Information for judges
Thank you for your interest in judging our moot court competition. Your service as a visiting judge is extraordinarily valuable to us.
Frequently Asked Questions
- When are oral arguments?
- How do I sign up to judge, if I haven't already?
- What does a competition judge do?
- How long does each Moot Court session last?
- Should I plan to judge at all the sessions on weeknights?
- How can I view the competition problem?
- Do I need expertise in any particular subject area in order to judge?
- What if I have worked with, or am related to, a participant in this year's competition?
- Will I have to travel to Bloomington to judge?
- Do I need to download anything?
When are this year's oral arguments?
Oral arguments take place between the last week of September and the first week of November. You can find more information about available times to judge here.
How do I sign up to judge if I haven't already?
To sign up to judge oral arguments, please use this link.
What does a competition judge do?
As a judge, not only do you get to meet distinguished legal professionals and alumni from around the country, but you also will have an influential role on young law students and soon-to-be graduates. The duties of a judge are serving as a member of a three to four person panel for student oral arguments. Students will present opposing sides in a case heard before a fictional federal circuit court of appeals. Judges listen to the arguments and pose questions to test the strength of the student's logic. Some questions may help students in articulating an argument, and other questions may challenge application to a new fact pattern.
After competitors have presented, judges will evaluate the competitors' performance and have an opportunity for informal discussion with students to provide them feedback. You will not read the actual briefs written by the competitors, but you will be given a bench memo written by the Moot Court Board to help acquaint you with the issues.
How long does each Moot Court session last?
Judges will evaluate the competitors' performance and have an opportunity for informal discussion with students after each round. Each student argues for 15 minutes; a complete session, including judges' comments, takes about one hour. Judges are asked to arrive at least 15 minutes before each session
How can I view the competition problem?
When you register to judge a round of oral arguments, you will receive a copy of the problem as well as additional helpful information. A copy of the problem is available here.

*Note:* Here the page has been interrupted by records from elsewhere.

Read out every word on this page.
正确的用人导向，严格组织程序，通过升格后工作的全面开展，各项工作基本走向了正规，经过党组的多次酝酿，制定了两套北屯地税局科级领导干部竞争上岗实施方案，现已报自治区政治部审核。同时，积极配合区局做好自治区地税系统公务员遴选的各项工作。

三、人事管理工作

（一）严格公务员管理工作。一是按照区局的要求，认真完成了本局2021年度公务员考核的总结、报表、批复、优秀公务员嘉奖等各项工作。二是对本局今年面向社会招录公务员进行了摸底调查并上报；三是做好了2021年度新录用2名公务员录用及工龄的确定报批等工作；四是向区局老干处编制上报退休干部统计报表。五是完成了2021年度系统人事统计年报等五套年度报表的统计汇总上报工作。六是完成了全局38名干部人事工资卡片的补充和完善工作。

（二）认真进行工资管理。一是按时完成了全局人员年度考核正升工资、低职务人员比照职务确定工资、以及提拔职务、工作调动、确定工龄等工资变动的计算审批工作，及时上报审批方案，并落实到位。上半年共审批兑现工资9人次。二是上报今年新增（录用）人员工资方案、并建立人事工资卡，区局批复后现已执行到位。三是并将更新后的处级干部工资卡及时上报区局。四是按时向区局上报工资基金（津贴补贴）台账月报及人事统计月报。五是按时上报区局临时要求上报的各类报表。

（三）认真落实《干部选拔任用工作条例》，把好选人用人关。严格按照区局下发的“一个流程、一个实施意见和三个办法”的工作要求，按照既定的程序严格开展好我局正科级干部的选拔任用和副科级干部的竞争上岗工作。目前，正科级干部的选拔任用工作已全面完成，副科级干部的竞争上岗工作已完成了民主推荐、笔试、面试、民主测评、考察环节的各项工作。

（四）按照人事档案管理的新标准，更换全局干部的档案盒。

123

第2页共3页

Do I need expertise in any particular subject area in order to judge?
No; we have found that having judges from diverse legal backgrounds greatly enhances our competition. Whatever your field of practice or experience, your service as a judge will be a tremendous benefit to our students.

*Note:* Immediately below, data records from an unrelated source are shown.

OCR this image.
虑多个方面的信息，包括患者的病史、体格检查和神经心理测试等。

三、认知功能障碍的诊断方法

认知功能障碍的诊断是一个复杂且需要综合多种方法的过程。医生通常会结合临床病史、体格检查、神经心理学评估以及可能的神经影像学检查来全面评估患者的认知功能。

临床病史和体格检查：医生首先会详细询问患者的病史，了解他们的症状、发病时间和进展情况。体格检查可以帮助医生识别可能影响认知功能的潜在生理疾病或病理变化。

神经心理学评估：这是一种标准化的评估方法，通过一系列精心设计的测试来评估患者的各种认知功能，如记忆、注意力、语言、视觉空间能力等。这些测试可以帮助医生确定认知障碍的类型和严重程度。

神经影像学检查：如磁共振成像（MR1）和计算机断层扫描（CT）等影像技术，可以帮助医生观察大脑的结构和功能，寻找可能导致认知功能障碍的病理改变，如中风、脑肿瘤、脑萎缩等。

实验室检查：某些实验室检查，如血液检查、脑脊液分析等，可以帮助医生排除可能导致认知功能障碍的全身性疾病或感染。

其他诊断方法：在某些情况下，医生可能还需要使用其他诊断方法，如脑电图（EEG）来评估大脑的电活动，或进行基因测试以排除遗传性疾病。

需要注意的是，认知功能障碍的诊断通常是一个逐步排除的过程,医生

Judges are sent a bench brief before oral argument that concisely outlines the current applicable law and suggests questions for each side. While the bench brief, plus the competition problem itself, provides all of the information that you will need to judge, Board members are also available to answer any questions that you might have about the topic or the scope of the issues in advance of arguments.
What if I have worked with, or am related to, a participant in this year's competition?

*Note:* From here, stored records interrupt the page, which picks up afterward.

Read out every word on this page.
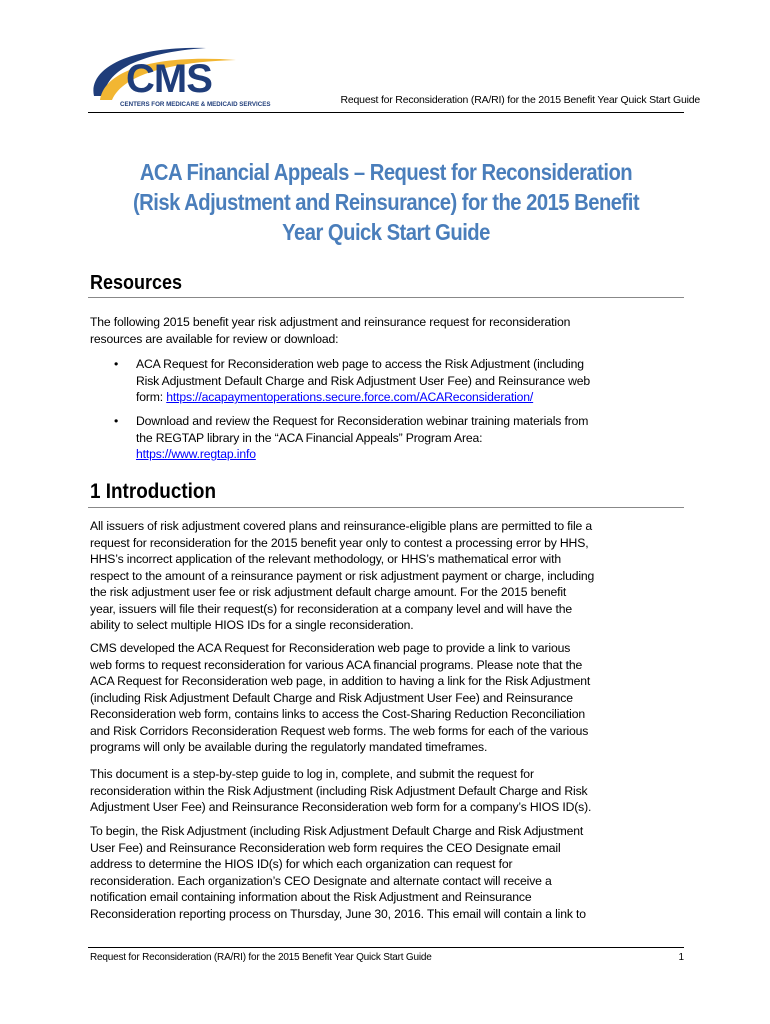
CMS
CENTERS FOR MEDICARE & MEDICAID SERVICES	Request for Reconsideration (RA/RI) for the 2015 Benefit Year Quick Start Guide
ACA Financial Appeals – Request for Reconsideration
(Risk Adjustment and Reinsurance) for the 2015 Benefit
Year Quick Start Guide
Resources
The following 2015 benefit year risk adjustment and reinsurance request for reconsideration
resources are available for review or download:
• ACA Request for Reconsideration web page to access the Risk Adjustment (including
Risk Adjustment Default Charge and Risk Adjustment User Fee) and Reinsurance web
form: https://acapaymentoperations.secure.force.com/ACAReconsideration/
• Download and review the Request for Reconsideration webinar training materials from
the REGTAP library in the “ACA Financial Appeals” Program Area:
https://www.regtap.info
1 Introduction
All issuers of risk adjustment covered plans and reinsurance-eligible plans are permitted to file a
request for reconsideration for the 2015 benefit year only to contest a processing error by HHS,
HHS’s incorrect application of the relevant methodology, or HHS’s mathematical error with
respect to the amount of a reinsurance payment or risk adjustment payment or charge, including
the risk adjustment user fee or risk adjustment default charge amount. For the 2015 benefit
year, issuers will file their request(s) for reconsideration at a company level and will have the
ability to select multiple HIOS IDs for a single reconsideration.
CMS developed the ACA Request for Reconsideration web page to provide a link to various
web forms to request reconsideration for various ACA financial programs. Please note that the
ACA Request for Reconsideration web page, in addition to having a link for the Risk Adjustment
(including Risk Adjustment Default Charge and Risk Adjustment User Fee) and Reinsurance
Reconsideration web form, contains links to access the Cost-Sharing Reduction Reconciliation
and Risk Corridors Reconsideration Request web forms. The web forms for each of the various
programs will only be available during the regulatorly mandated timeframes.
This document is a step-by-step guide to log in, complete, and submit the request for
reconsideration within the Risk Adjustment (including Risk Adjustment Default Charge and Risk
Adjustment User Fee) and Reinsurance Reconsideration web form for a company’s HIOS ID(s).
To begin, the Risk Adjustment (including Risk Adjustment Default Charge and Risk Adjustment
User Fee) and Reinsurance Reconsideration web form requires the CEO Designate email
address to determine the HIOS ID(s) for which each organization can request for
reconsideration. Each organization’s CEO Designate and alternate contact will receive a
notification email containing information about the Risk Adjustment and Reinsurance
Reconsideration reporting process on Thursday, June 30, 2016. This email will contain a link to
Request for Reconsideration (RA/RI) for the 2015 Benefit Year Quick Start Guide	1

You may still judge in the competition if you have worked with or are related to a student participant. However, please provide us with the name of the student, and we will ensure that you are not assigned to judge that particular argument.
In light of COVID-19, all rounds of the competition will be judged remotely via Zoom. When you sign up to judge, you will receive a separate note from the team with information on how to join the virtual session.
Zoom operates best when accessed via a desktop or mobile application. However, if you are unable to install the application, you can still join by browser. If you plan to judge this way, please let us know.